After weeks of rain, the sun has decided to arrive in southern Germany and with it a momentary pause before another chapter in the illustrious story that is Bayern Munich. In the last month, they have revelled in the most remarkable of treble-winning seasons but since then there has been time to reflect.

Time stands still for no man, or football club for that matter. Soon qualification for the new Champions League campaign will begin and Bayern's thrilling battle with Dortmund in Wembley will become another entry in the competition's history. Yet the arrival of Pep Guardiola in the next two weeks will be the start of a new media circus, leaving Jupp Heynckes' emotional tenure almost all but forgotten. "Almost" because the departing master leaves having enjoyed a season of near-perfection that has already started creating pressure on Guardiola as the comparisons become endless.

Before all of that, there is a window of calmness in Munich as both the club and the city enjoy the feeling of a special success. While Guardiola perfects his German, his squad starts to take shape. Franck Ribery's performances this season have been the best of his career and his recent decision to extend his contract until 2017, surely means the Frenchman will retire in the southern city. With Xherdan Shaqiri putting in an encouraging first season, there is plenty of reason to believe that alongside producing his own superb performances, 30-year-old Franck will continue nurturing his natural successor.

Holger Badstuber has become the sympathy figure at a club seemingly in no need of one after he suffered a cruel blow in rehabilitation incurring a further cruciate ligament tear on top of the one he was recovering from. It means he is unlikely to feature for the majority of next season and that time away not only hampers his development - particularly disappointing for him to miss out on being able to implement Guardiola's magic - but it also means when he does return he will have been somewhat left behind.

It does make Daniel van Buyten's recent one-year extension all the more logical though. Despite his lack of pace, he showed a great deal of adaptability and composure when many, myself included, had underlined him as a weakness. The fact the opposition rarely exploited it says a lot about both his own improvement as well as his team's ability to protect him.
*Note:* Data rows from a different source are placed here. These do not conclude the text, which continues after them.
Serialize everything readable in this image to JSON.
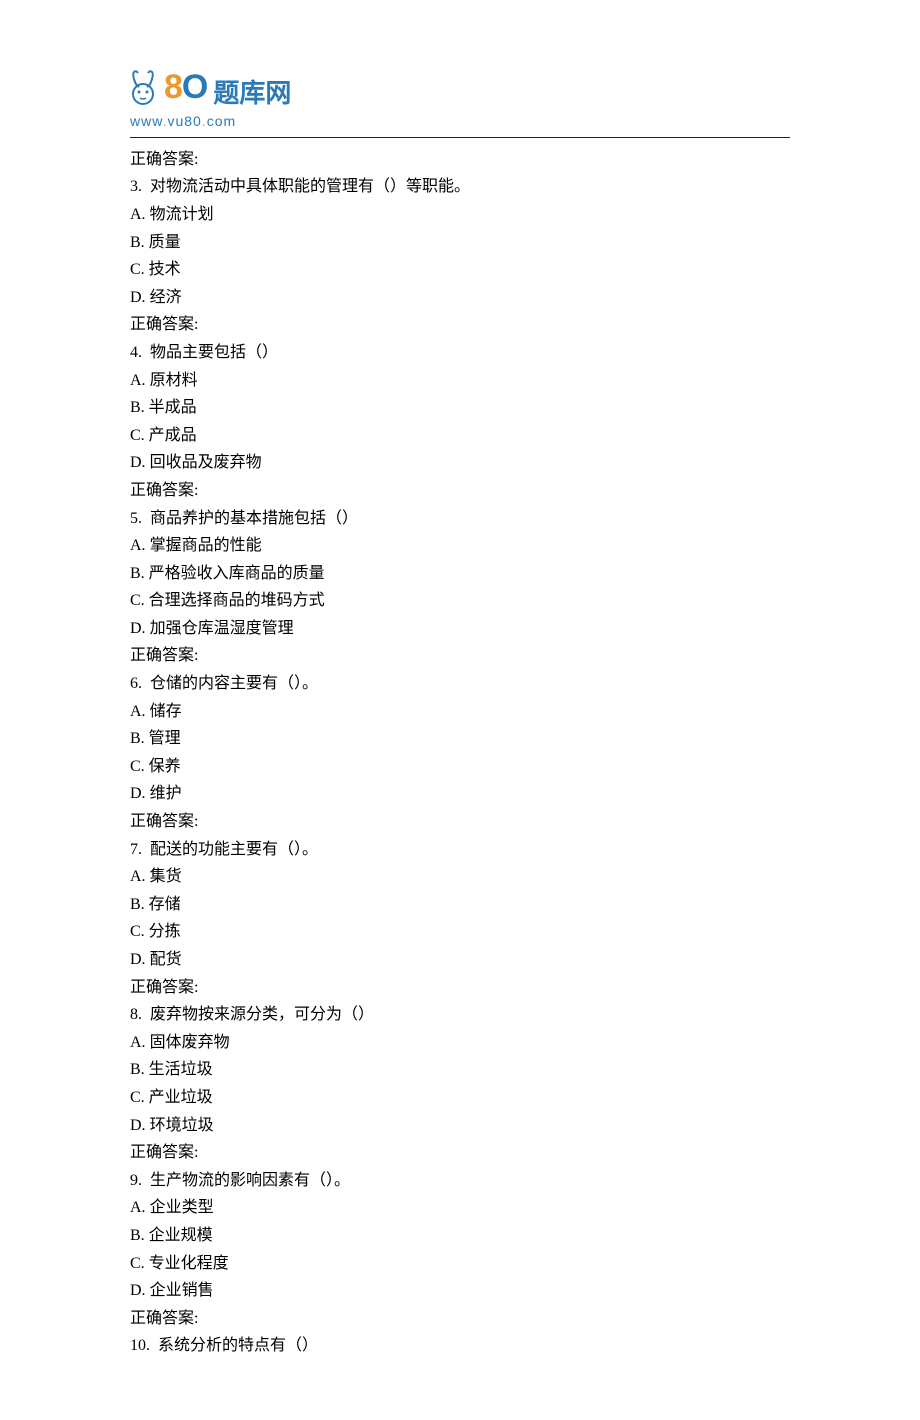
{
  "logo": {
    "num8": "8",
    "num0": "O",
    "brand_text": "题库网",
    "url_prefix": "www",
    "url_mid": "vu80",
    "url_suffix": "com"
  },
  "answer_label": "正确答案:",
  "questions": [
    {
      "number": "3.",
      "text": "对物流活动中具体职能的管理有（）等职能。",
      "choices": [
        {
          "label": "A.",
          "text": "物流计划"
        },
        {
          "label": "B.",
          "text": "质量"
        },
        {
          "label": "C.",
          "text": "技术"
        },
        {
          "label": "D.",
          "text": "经济"
        }
      ]
    },
    {
      "number": "4.",
      "text": "物品主要包括（）",
      "choices": [
        {
          "label": "A.",
          "text": "原材料"
        },
        {
          "label": "B.",
          "text": "半成品"
        },
        {
          "label": "C.",
          "text": "产成品"
        },
        {
          "label": "D.",
          "text": "回收品及废弃物"
        }
      ]
    },
    {
      "number": "5.",
      "text": "商品养护的基本措施包括（）",
      "choices": [
        {
          "label": "A.",
          "text": "掌握商品的性能"
        },
        {
          "label": "B.",
          "text": "严格验收入库商品的质量"
        },
        {
          "label": "C.",
          "text": "合理选择商品的堆码方式"
        },
        {
          "label": "D.",
          "text": "加强仓库温湿度管理"
        }
      ]
    },
    {
      "number": "6.",
      "text": "仓储的内容主要有（）。",
      "choices": [
        {
          "label": "A.",
          "text": "储存"
        },
        {
          "label": "B.",
          "text": "管理"
        },
        {
          "label": "C.",
          "text": "保养"
        },
        {
          "label": "D.",
          "text": "维护"
        }
      ]
    },
    {
      "number": "7.",
      "text": "配送的功能主要有（）。",
      "choices": [
        {
          "label": "A.",
          "text": "集货"
        },
        {
          "label": "B.",
          "text": "存储"
        },
        {
          "label": "C.",
          "text": "分拣"
        },
        {
          "label": "D.",
          "text": "配货"
        }
      ]
    },
    {
      "number": "8.",
      "text": "废弃物按来源分类，可分为（）",
      "choices": [
        {
          "label": "A.",
          "text": "固体废弃物"
        },
        {
          "label": "B.",
          "text": "生活垃圾"
        },
        {
          "label": "C.",
          "text": "产业垃圾"
        },
        {
          "label": "D.",
          "text": "环境垃圾"
        }
      ]
    },
    {
      "number": "9.",
      "text": "生产物流的影响因素有（）。",
      "choices": [
        {
          "label": "A.",
          "text": "企业类型"
        },
        {
          "label": "B.",
          "text": "企业规模"
        },
        {
          "label": "C.",
          "text": "专业化程度"
        },
        {
          "label": "D.",
          "text": "企业销售"
        }
      ]
    },
    {
      "number": "10.",
      "text": "系统分析的特点有（）",
      "choices": []
    }
  ]
}
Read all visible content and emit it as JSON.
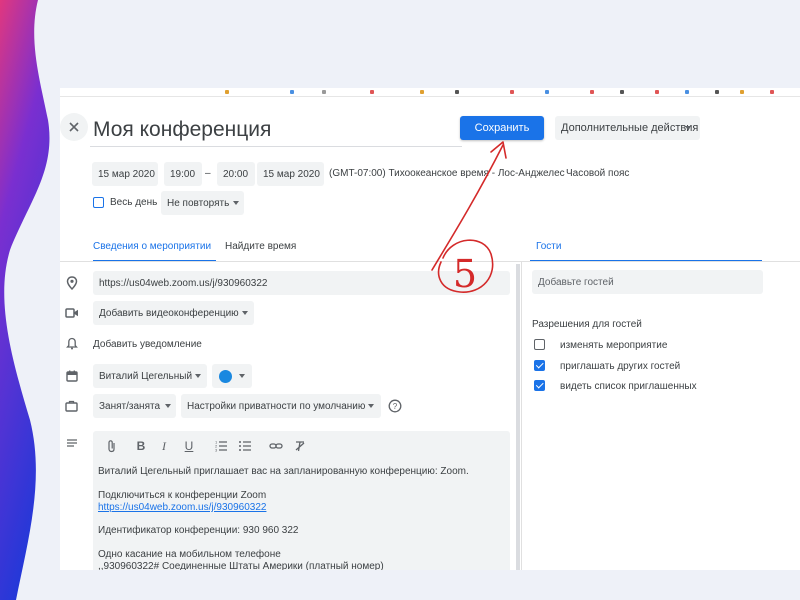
{
  "event": {
    "title": "Моя конференция",
    "save_label": "Сохранить",
    "more_actions_label": "Дополнительные действия",
    "start_date": "15 мар 2020",
    "start_time": "19:00",
    "dash": "–",
    "end_time": "20:00",
    "end_date": "15 мар 2020",
    "timezone": "(GMT-07:00) Тихоокеанское время - Лос-Анджелес",
    "timezone_link": "Часовой пояс",
    "all_day_label": "Весь день",
    "repeat_value": "Не повторять"
  },
  "tabs": {
    "details": "Сведения о мероприятии",
    "find_time": "Найдите время",
    "guests": "Гости"
  },
  "details": {
    "location": "https://us04web.zoom.us/j/930960322",
    "add_video": "Добавить видеоконференцию",
    "add_notification": "Добавить уведомление",
    "calendar_owner": "Виталий Цегельный",
    "event_color": "#1a88e0",
    "busy_status": "Занят/занята",
    "privacy": "Настройки приватности по умолчанию"
  },
  "description": [
    {
      "text": "Виталий Цегельный приглашает вас на запланированную конференцию: Zoom.",
      "link": false
    },
    {
      "text": "Подключиться к конференции Zoom",
      "link": false
    },
    {
      "text": "https://us04web.zoom.us/j/930960322",
      "link": true
    },
    {
      "text": "Идентификатор конференции: 930 960 322",
      "link": false
    },
    {
      "text": "Одно касание на мобильном телефоне",
      "link": false
    },
    {
      "text": ",,930960322# Соединенные Штаты Америки (платный номер)",
      "link": false
    }
  ],
  "guests": {
    "add_placeholder": "Добавьте гостей",
    "permissions_title": "Разрешения для гостей",
    "permissions": [
      {
        "label": "изменять мероприятие",
        "checked": false
      },
      {
        "label": "приглашать других гостей",
        "checked": true
      },
      {
        "label": "видеть список приглашенных",
        "checked": true
      }
    ]
  },
  "annotation": {
    "step_number": "5",
    "color": "#d42a2a"
  },
  "icons": {
    "close": "close-icon",
    "location": "location-pin-icon",
    "video": "video-camera-icon",
    "notification": "bell-icon",
    "calendar": "calendar-icon",
    "briefcase": "briefcase-icon",
    "help": "help-circle-icon",
    "description": "notes-lines-icon"
  },
  "colors": {
    "accent": "#1a73e8",
    "brand_gradient_start": "#3a2bd6",
    "brand_gradient_end": "#e0377f"
  }
}
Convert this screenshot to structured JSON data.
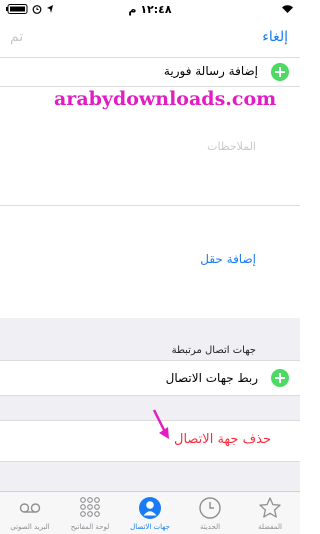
{
  "status_bar": {
    "time": "١٢:٤٨ م"
  },
  "nav": {
    "cancel_label": "إلغاء",
    "done_label": "تم"
  },
  "rows": {
    "instant_message_label": "إضافة رسالة فورية",
    "notes_placeholder": "الملاحظات",
    "add_field_label": "إضافة حقل",
    "linked_contacts_header": "جهات اتصال مرتبطة",
    "link_contacts_label": "ربط جهات الاتصال",
    "delete_contact_label": "حذف جهة الاتصال"
  },
  "watermark": "arabydownloads.com",
  "tabbar": {
    "items": [
      {
        "label": "البريد الصوتي",
        "icon": "voicemail-icon",
        "active": false
      },
      {
        "label": "لوحة المفاتيح",
        "icon": "keypad-icon",
        "active": false
      },
      {
        "label": "جهات الاتصال",
        "icon": "contacts-icon",
        "active": true
      },
      {
        "label": "الحديثة",
        "icon": "clock-icon",
        "active": false
      },
      {
        "label": "المفضلة",
        "icon": "star-icon",
        "active": false
      }
    ]
  },
  "colors": {
    "accent": "#1a7cf4",
    "destructive": "#ff2d3b",
    "add": "#4cd964",
    "watermark": "#e01ec4",
    "arrow": "#e01ec4"
  }
}
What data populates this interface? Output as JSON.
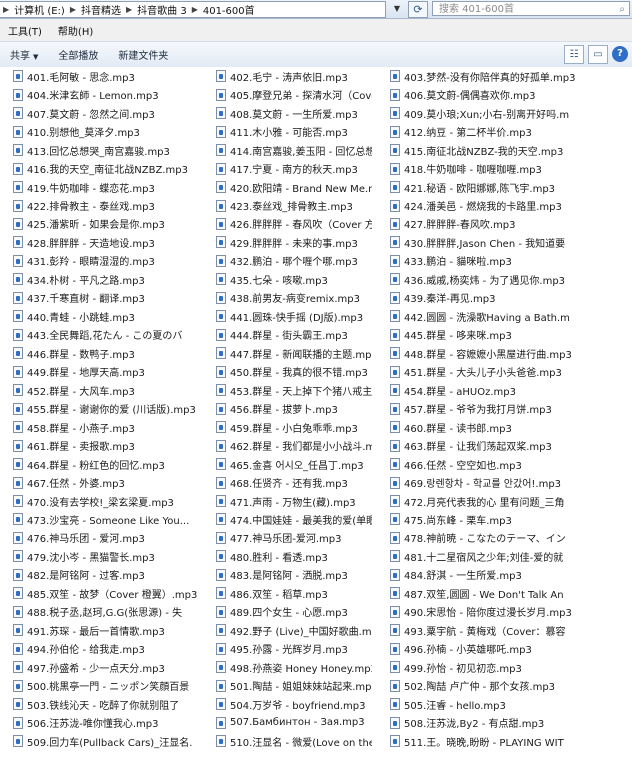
{
  "addressbar": {
    "crumbs": [
      "计算机 (E:)",
      "抖音精选",
      "抖音歌曲 3",
      "401-600首"
    ],
    "search_placeholder": "搜索 401-600首"
  },
  "menubar": {
    "items": [
      "工具(T)",
      "帮助(H)"
    ]
  },
  "commandbar": {
    "share_label": "共享",
    "play_all_label": "全部播放",
    "new_folder_label": "新建文件夹"
  },
  "files": [
    "401.毛阿敏 - 思念.mp3",
    "402.毛宁 - 涛声依旧.mp3",
    "403.梦然-没有你陪伴真的好孤单.mp3",
    "404.米津玄師 - Lemon.mp3",
    "405.摩登兄弟 - 探清水河（Cover：",
    "406.莫文蔚-偶偶喜欢你.mp3",
    "407.莫文蔚 - 忽然之间.mp3",
    "408.莫文蔚 - 一生所爱.mp3",
    "409.莫小琅;Xun;小右-别离开好吗.m",
    "410.别想他_莫泽夕.mp3",
    "411.木小雅 - 可能否.mp3",
    "412.纳豆 - 第二杯半价.mp3",
    "413.回忆总想哭_南宫嘉骏.mp3",
    "414.南宫嘉骏,姜玉阳 - 回忆总想哭",
    "415.南征北战NZBZ-我的天空.mp3",
    "416.我的天空_南征北战NZBZ.mp3",
    "417.宁夏 - 南方的秋天.mp3",
    "418.牛奶咖啡 - 咖喱咖喱.mp3",
    "419.牛奶咖啡 - 蝶恋花.mp3",
    "420.欧阳靖 - Brand New Me.mp3",
    "421.秘语 - 欧阳娜娜,陈飞宇.mp3",
    "422.排骨教主 - 泰丝戏.mp3",
    "423.泰丝戏_排骨教主.mp3",
    "424.潘美邑 - 燃烧我的卡路里.mp3",
    "425.潘紫昕 - 如果会是你.mp3",
    "426.胖胖胖 - 春风吹（Cover 方大",
    "427.胖胖胖-春风吹.mp3",
    "428.胖胖胖 - 天造地设.mp3",
    "429.胖胖胖 - 未来的事.mp3",
    "430.胖胖胖,Jason Chen - 我知道要",
    "431.彭羚 - 眼睛湿湿的.mp3",
    "432.鹏泊 - 哪个喱个哪.mp3",
    "433.鹏泊 - 貓咪啦.mp3",
    "434.朴树 - 平凡之路.mp3",
    "435.七朵 - 咳嗽.mp3",
    "436.威戚,杨奕炜 - 为了遇见你.mp3",
    "437.千寒直树 - 翻译.mp3",
    "438.前男友-病变remix.mp3",
    "439.秦洋-再见.mp3",
    "440.青蛙 - 小跳蛙.mp3",
    "441.圆珠-快手摇 (DJ版).mp3",
    "442.圆圆 - 洗澡歌Having a Bath.m",
    "443.全民舞蹈,花たん - この夏のバ",
    "444.群星 - 街头霸王.mp3",
    "445.群星 - 哆来咪.mp3",
    "446.群星 - 数鸭子.mp3",
    "447.群星 - 新闻联播的主题.mp3",
    "448.群星 - 容嬷嬷小黑屋进行曲.mp3",
    "449.群星 - 地厚天高.mp3",
    "450.群星 - 我真的很不错.mp3",
    "451.群星 - 大头儿子小头爸爸.mp3",
    "452.群星 - 大风车.mp3",
    "453.群星 - 天上掉下个猪八戒主题曲",
    "454.群星 - aHUOz.mp3",
    "455.群星 - 谢谢你的爱 (川话版).mp3",
    "456.群星 - 拔萝卜.mp3",
    "457.群星 - 爷爷为我打月饼.mp3",
    "458.群星 - 小燕子.mp3",
    "459.群星 - 小白兔乖乖.mp3",
    "460.群星 - 读书郎.mp3",
    "461.群星 - 卖报歌.mp3",
    "462.群星 - 我们都是小小战斗.mp3",
    "463.群星 - 让我们荡起双桨.mp3",
    "464.群星 - 粉红色的回忆.mp3",
    "465.金喜 어시오_任昌丁.mp3",
    "466.任然 - 空空如也.mp3",
    "467.任然 - 外婆.mp3",
    "468.任贤齐 - 还有我.mp3",
    "469.랑렌항차 - 학교를 안갔어!.mp3",
    "470.没有去学校!_梁玄梁夏.mp3",
    "471.声雨 - 万物生(藏).mp3",
    "472.月亮代表我的心 里有问题_三角",
    "473.沙宝亮 - Someone Like You...",
    "474.中国娃娃 - 最美我的爱(单眼皮",
    "475.尚东峰 - 栗车.mp3",
    "476.神马乐团 - 爱河.mp3",
    "477.神马乐团-爱河.mp3",
    "478.神前暁 - こなたのテーマ、イン",
    "479.沈小岑 - 黑猫警长.mp3",
    "480.胜利 - 看透.mp3",
    "481.十二星宿风之少年;刘佳-爱的就",
    "482.是阿铭阿 - 过客.mp3",
    "483.是阿铭阿 - 洒脱.mp3",
    "484.舒淇 - 一生所爱.mp3",
    "485.双笙 - 故梦（Cover 橙翼）.mp3",
    "486.双笙 - 稻草.mp3",
    "487.双笙,圆圆 - We Don't Talk An",
    "488.税子丞,赵珂,G.G(张思源) - 失",
    "489.四个女生 - 心愿.mp3",
    "490.宋思怡 - 陪你度过漫长岁月.mp3",
    "491.苏琛 - 最后一首情歌.mp3",
    "492.野子 (Live)_中国好歌曲.mp3",
    "493.粟宇航 - 黄梅戏（Cover：慕容",
    "494.孙伯伦 - 给我走.mp3",
    "495.孙露 - 光辉岁月.mp3",
    "496.孙楠 - 小英雄哪吒.mp3",
    "497.孙盛希 - 少一点天分.mp3",
    "498.孙燕姿 Honey Honey.mp3",
    "499.孙怡 - 初见初恋.mp3",
    "500.桃黒亭一門 - ニッポン笑顔百景",
    "501.陶喆 - 姐姐妹妹站起来.mp3",
    "502.陶喆 卢广仲 - 那个女孩.mp3",
    "503.铁线沁天 - 吃醉了你就别阻了",
    "504.万岁爷 - boyfriend.mp3",
    "505.汪睿 - hello.mp3",
    "506.汪苏泷-唯你懂我心.mp3",
    "507.Бамбинтон - Зая.mp3",
    "508.汪苏泷,By2 - 有点甜.mp3",
    "509.回力车(Pullback Cars)_汪显名.",
    "510.汪显名 - 微爱(Love on the Clo",
    "511.王。晓晚,盼盼 - PLAYING WIT"
  ]
}
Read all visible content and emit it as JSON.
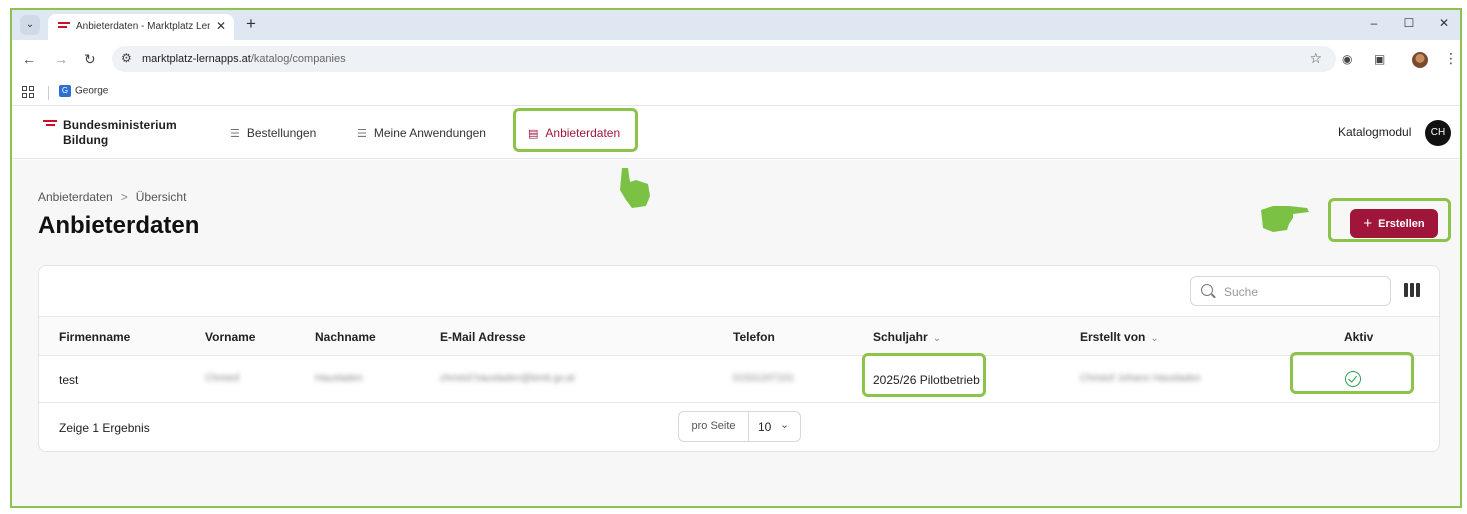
{
  "browser": {
    "tab_title": "Anbieterdaten - Marktplatz Lern",
    "tab_close": "✕",
    "new_tab": "+",
    "url_host": "marktplatz-lernapps.at",
    "url_path": "/katalog/companies",
    "bookmark_label": "George",
    "window_min": "–",
    "window_max": "☐",
    "window_close": "✕"
  },
  "app": {
    "logo_line1": "Bundesministerium",
    "logo_line2": "Bildung",
    "nav": [
      {
        "label": "Bestellungen",
        "icon": "list-icon"
      },
      {
        "label": "Meine Anwendungen",
        "icon": "list-icon"
      },
      {
        "label": "Anbieterdaten",
        "icon": "box-icon",
        "active": true
      }
    ],
    "module_label": "Katalogmodul",
    "user_initials": "CH"
  },
  "page": {
    "breadcrumb": [
      "Anbieterdaten",
      "Übersicht"
    ],
    "title": "Anbieterdaten",
    "create_label": "Erstellen"
  },
  "table": {
    "search_placeholder": "Suche",
    "columns": [
      "Firmenname",
      "Vorname",
      "Nachname",
      "E-Mail Adresse",
      "Telefon",
      "Schuljahr",
      "Erstellt von",
      "Aktiv"
    ],
    "rows": [
      {
        "firmenname": "test",
        "vorname": "Christof",
        "nachname": "Hausladen",
        "email": "christof.hausladen@bmb.gv.at",
        "telefon": "01531207101",
        "schuljahr": "2025/26 Pilotbetrieb",
        "erstellt_von": "Christof Johann Hausladen",
        "aktiv": true
      }
    ],
    "result_text": "Zeige 1 Ergebnis",
    "per_page_label": "pro Seite",
    "per_page_value": "10"
  },
  "colors": {
    "accent": "#a0163a",
    "highlight": "#8cc34b",
    "brand_red": "#c8102e"
  }
}
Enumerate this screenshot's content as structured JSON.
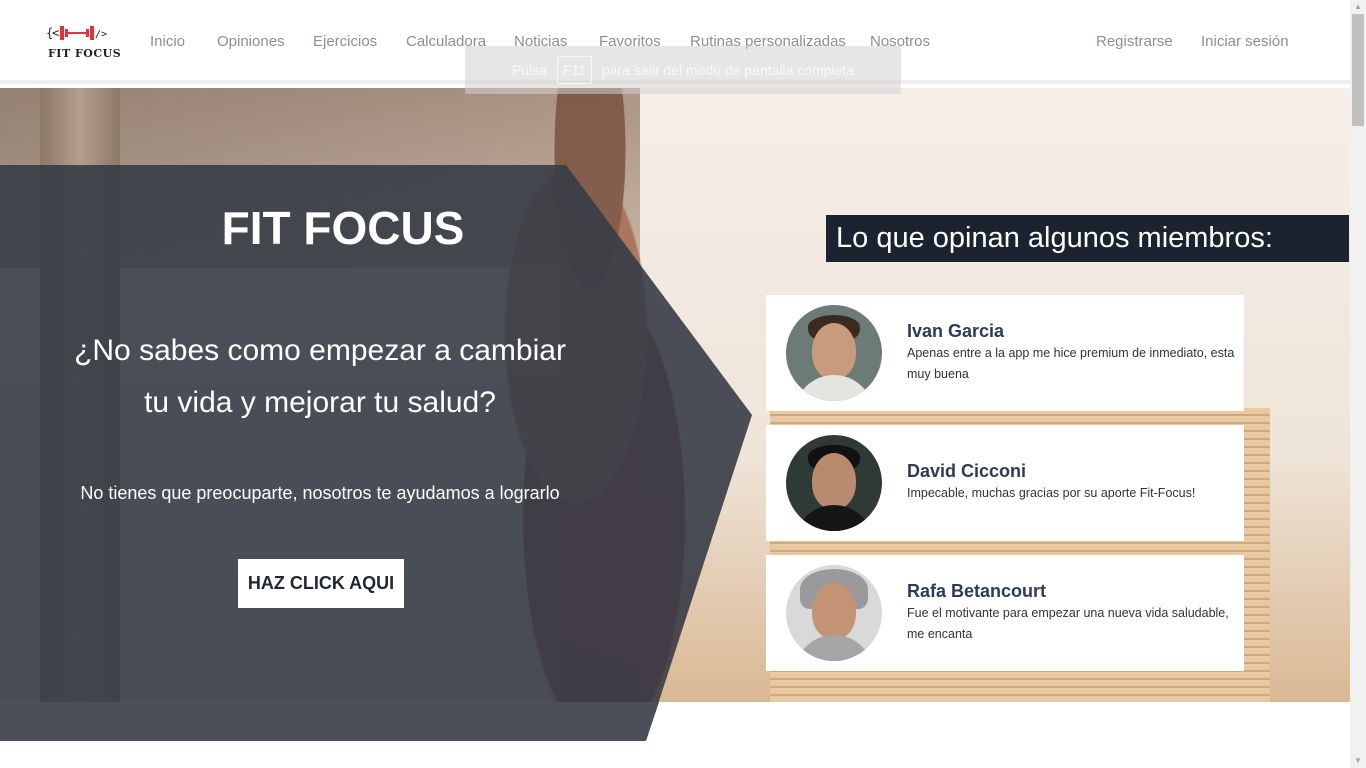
{
  "brand": {
    "name": "FIT FOCUS",
    "accent_color": "#e3303c",
    "icon": "dumbbell-icon"
  },
  "nav": {
    "items": [
      {
        "label": "Inicio"
      },
      {
        "label": "Opiniones"
      },
      {
        "label": "Ejercicios"
      },
      {
        "label": "Calculadora"
      },
      {
        "label": "Noticias"
      },
      {
        "label": "Favoritos"
      },
      {
        "label": "Rutinas personalizadas"
      },
      {
        "label": "Nosotros"
      }
    ],
    "auth": {
      "register": "Registrarse",
      "login": "Iniciar sesión"
    }
  },
  "fullscreen_notice": {
    "before": "Pulsa",
    "key": "F11",
    "after": "para salir del modo de pantalla completa"
  },
  "hero": {
    "title": "FIT FOCUS",
    "question_line1": "¿No sabes como empezar a cambiar",
    "question_line2": "tu vida y mejorar tu salud?",
    "subtitle": "No tienes que preocuparte, nosotros te ayudamos a lograrlo",
    "cta": "HAZ CLICK AQUI"
  },
  "testimonials": {
    "heading": "Lo que opinan algunos miembros:",
    "items": [
      {
        "name": "Ivan Garcia",
        "quote": "Apenas entre a la app me hice premium de inmediato, esta muy buena"
      },
      {
        "name": "David Cicconi",
        "quote": "Impecable, muchas gracias por su aporte Fit-Focus!"
      },
      {
        "name": "Rafa Betancourt",
        "quote": "Fue el motivante para empezar una nueva vida saludable, me encanta"
      }
    ]
  },
  "colors": {
    "panel_dark": "#373c46",
    "heading_bg": "#1b2230",
    "name_color": "#2d3a5a",
    "nav_text": "#8a8f99"
  }
}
Either way, he acts as a perfectly suitable option for Guardiola even in the face of an inevitable defensive recruitment.

Signings so far have been limited but what a coup it was to read that Mario Goetze had chosen to join Bayern this summer from Borussia Dortmund. Having reportedly been told he couldn't have Neymar by Uli Hoeness, Guardiola turned to Germany's equivalent. Goetze's arrival certainly leaves Guardiola with a top-level Sudoku-esque problem in terms of how to fit his best midfielders on the pitch at the same time. The club's depth though is (remarkably) even more expansive than this year, a point that leaves most other Bundesliga fans jealous and, in turn, Bayern fans brimming.

However, before photos of Guardiola's first training session are everywhere and the smoke of the transfer-window becomes too much, Munich is still enjoying a brief period of pause. Bayern fans, both in the city and across the world, bask in the success of the season just gone while there is time to acknowledge their achievements. Soon enough, columns will be full of "next year's expectations" and whether Bayern can "top perfection." Comments from Philipp Lahm and Bastian Schweinsteiger about "wanting more" and that their "best years are yet to come" are certainly warranted but there's time for that yet.